OCALA, FLORIDA—A show steward at the newly opened Wonderland Equestrian Center was inadvertently forced to do his job on Thursday when he stumbled upon a display of blatant cheating during the afternoon’s Pony Medal class.

Horse show mom Debbie Clayton of Orlando was caught in the act of several forms of sabotage initiated upon her daughter’s fellow child competitors. Among them: using a pair of scissors to snip two elastic girths, splashing mud on the legs of three grey ponies, and slipping into stalls the morning of the class to undo four fake tails.

Steward Ron Mauve caught Clayton, scissors in hand, as she was sawing away at one seven-year-old’s fuzzy girth. When asked what she was doing, Clayton had a ready answer.

“She told me she was just helping the girl remove a tag on her saddle pad,” Mauve said. “But I knew better. I had already watched her splashing like mad in a couple puddles near where some white ponies were standing in the schooling area. She told the grooms that there was a bee.”

While the class was underway, two ponies lost their fake tails in the warm-up ring, while a third made it halfway around her course before the yarn gave way. Clayton could be viewed standing along the rail, a broad smile on her face. “Well, that’s just not proper turnout,” she was overheard muttering, while tsk-tsking aloud several times beneath the judge’s box.

“I went over again and told her, nicely of course, that it was time to knock it off,” Mauve said. “We had little kids jumping in that class, and their ponies can only be expected to steer, find the jumps, and count strides on their own. They can’t be dealing with things like lost tails or saddles slipping, or children flying everywhere.”

Clayton, whose daughter finished third in the Medal, continued to deny the allegations until she was shown video footage captured by horse show security.

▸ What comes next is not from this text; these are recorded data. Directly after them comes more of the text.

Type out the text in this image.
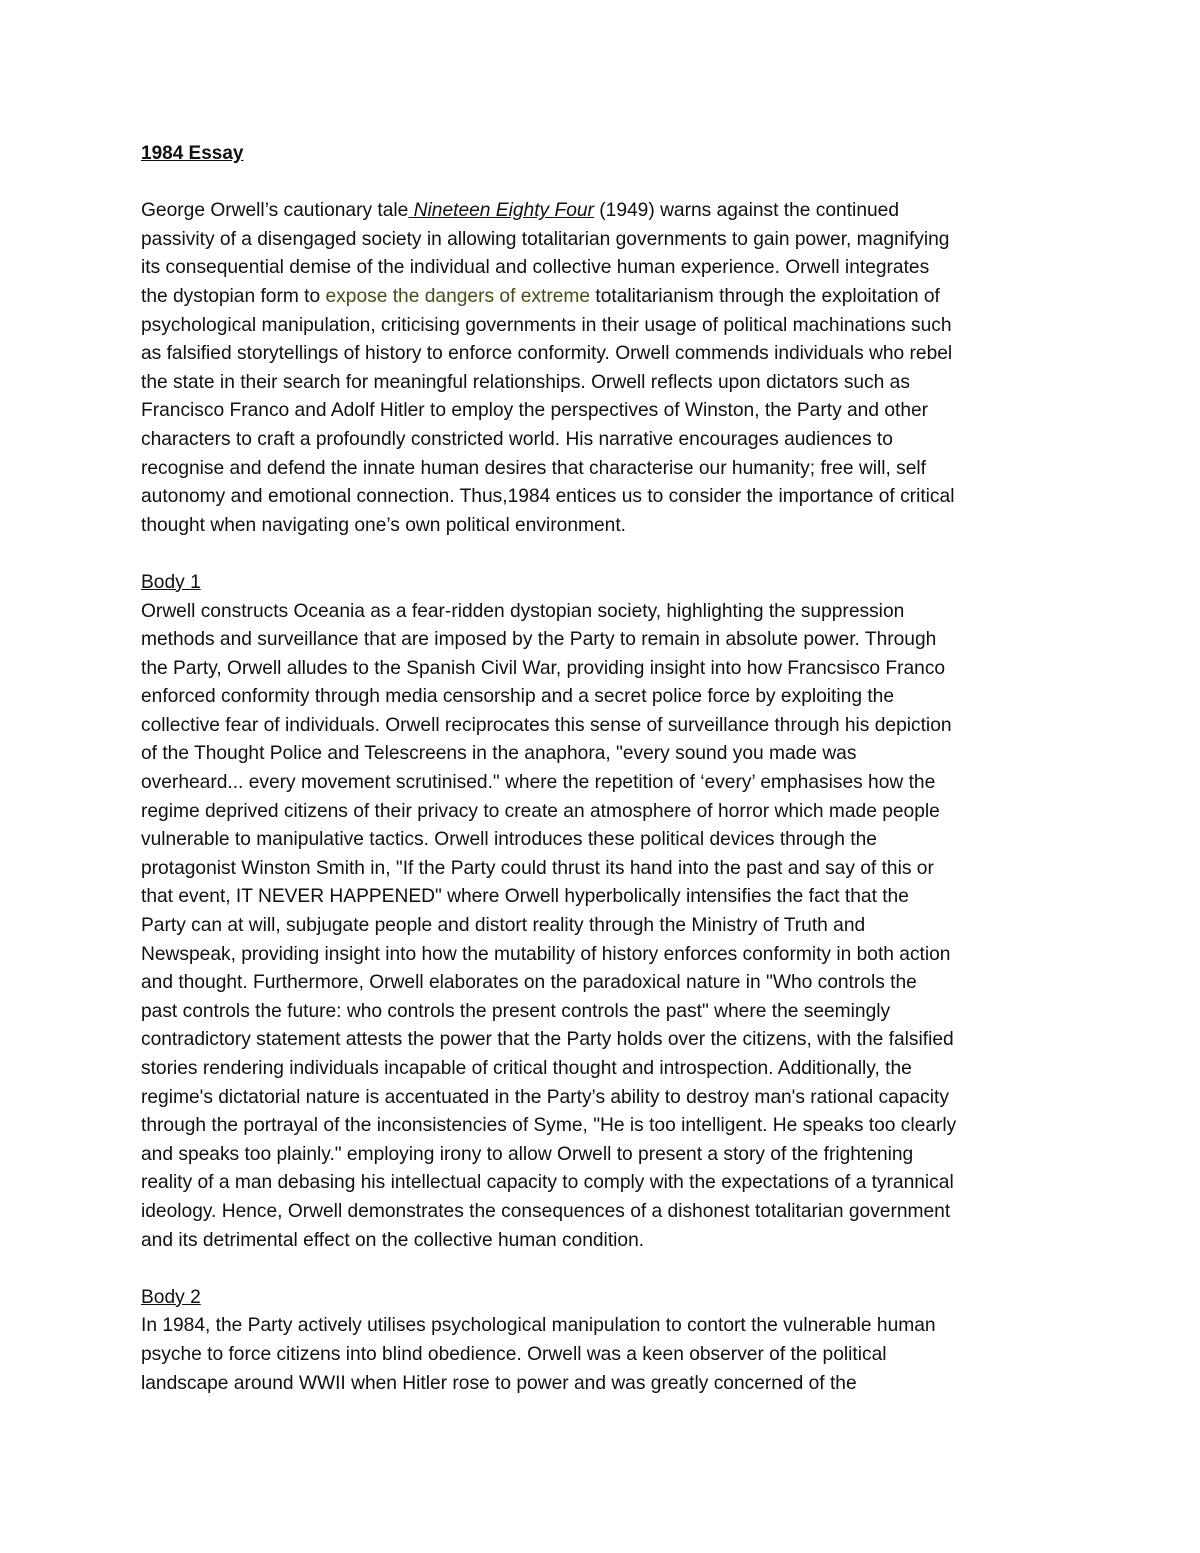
1984 Essay
George Orwell’s cautionary tale Nineteen Eighty Four (1949) warns against the continued
passivity of a disengaged society in allowing totalitarian governments to gain power, magnifying
its consequential demise of the individual and collective human experience. Orwell integrates
the dystopian form to expose the dangers of extreme totalitarianism through the exploitation of
psychological manipulation, criticising governments in their usage of political machinations such
as falsified storytellings of history to enforce conformity. Orwell commends individuals who rebel
the state in their search for meaningful relationships. Orwell reflects upon dictators such as
Francisco Franco and Adolf Hitler to employ the perspectives of Winston, the Party and other
characters to craft a profoundly constricted world. His narrative encourages audiences to
recognise and defend the innate human desires that characterise our humanity; free will, self
autonomy and emotional connection. Thus,1984 entices us to consider the importance of critical
thought when navigating one’s own political environment.
Body 1
Orwell constructs Oceania as a fear-ridden dystopian society, highlighting the suppression
methods and surveillance that are imposed by the Party to remain in absolute power. Through
the Party, Orwell alludes to the Spanish Civil War, providing insight into how Francsisco Franco
enforced conformity through media censorship and a secret police force by exploiting the
collective fear of individuals. Orwell reciprocates this sense of surveillance through his depiction
of the Thought Police and Telescreens in the anaphora, "every sound you made was
overheard... every movement scrutinised." where the repetition of ‘every’ emphasises how the
regime deprived citizens of their privacy to create an atmosphere of horror which made people
vulnerable to manipulative tactics. Orwell introduces these political devices through the
protagonist Winston Smith in, "If the Party could thrust its hand into the past and say of this or
that event, IT NEVER HAPPENED" where Orwell hyperbolically intensifies the fact that the
Party can at will, subjugate people and distort reality through the Ministry of Truth and
Newspeak, providing insight into how the mutability of history enforces conformity in both action
and thought. Furthermore, Orwell elaborates on the paradoxical nature in "Who controls the
past controls the future: who controls the present controls the past" where the seemingly
contradictory statement attests the power that the Party holds over the citizens, with the falsified
stories rendering individuals incapable of critical thought and introspection. Additionally, the
regime's dictatorial nature is accentuated in the Party’s ability to destroy man's rational capacity
through the portrayal of the inconsistencies of Syme, "He is too intelligent. He speaks too clearly
and speaks too plainly." employing irony to allow Orwell to present a story of the frightening
reality of a man debasing his intellectual capacity to comply with the expectations of a tyrannical
ideology. Hence, Orwell demonstrates the consequences of a dishonest totalitarian government
and its detrimental effect on the collective human condition.
Body 2
In 1984, the Party actively utilises psychological manipulation to contort the vulnerable human
psyche to force citizens into blind obedience. Orwell was a keen observer of the political
landscape around WWII when Hitler rose to power and was greatly concerned of the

Though she was issued an event suspension onsite by the National Pelham Bit Association (NPBA), Clayton said, via text message, that her standing with the United States Equestrian Bureau (USEB) was just fine. In fact, she said, her daughter would be competing in the Small Ponies in Wellington next week.

When questioned about this comment, USEB issued the following statement:

The National Pelham Bit Association (NPBA) is not an affiliate of USEB, and therefore, we can’t be sure that their decision, based on substantial, secure, timestamped video footage, meets with USEB licensing rules for proper evidence submission, as stated in Sub-Chapter 234,232, Section 234iiiii. We have no idea how the NPBA defines “cheating,” if they even have a rulebook, or if they just jot things down on the back of used fast-food napkins. In the interest of horse and human welfare and safety, we can’t be expected to ban Ms. Clayton from future events based on the word of the NPBA, however compelling their “evidence.”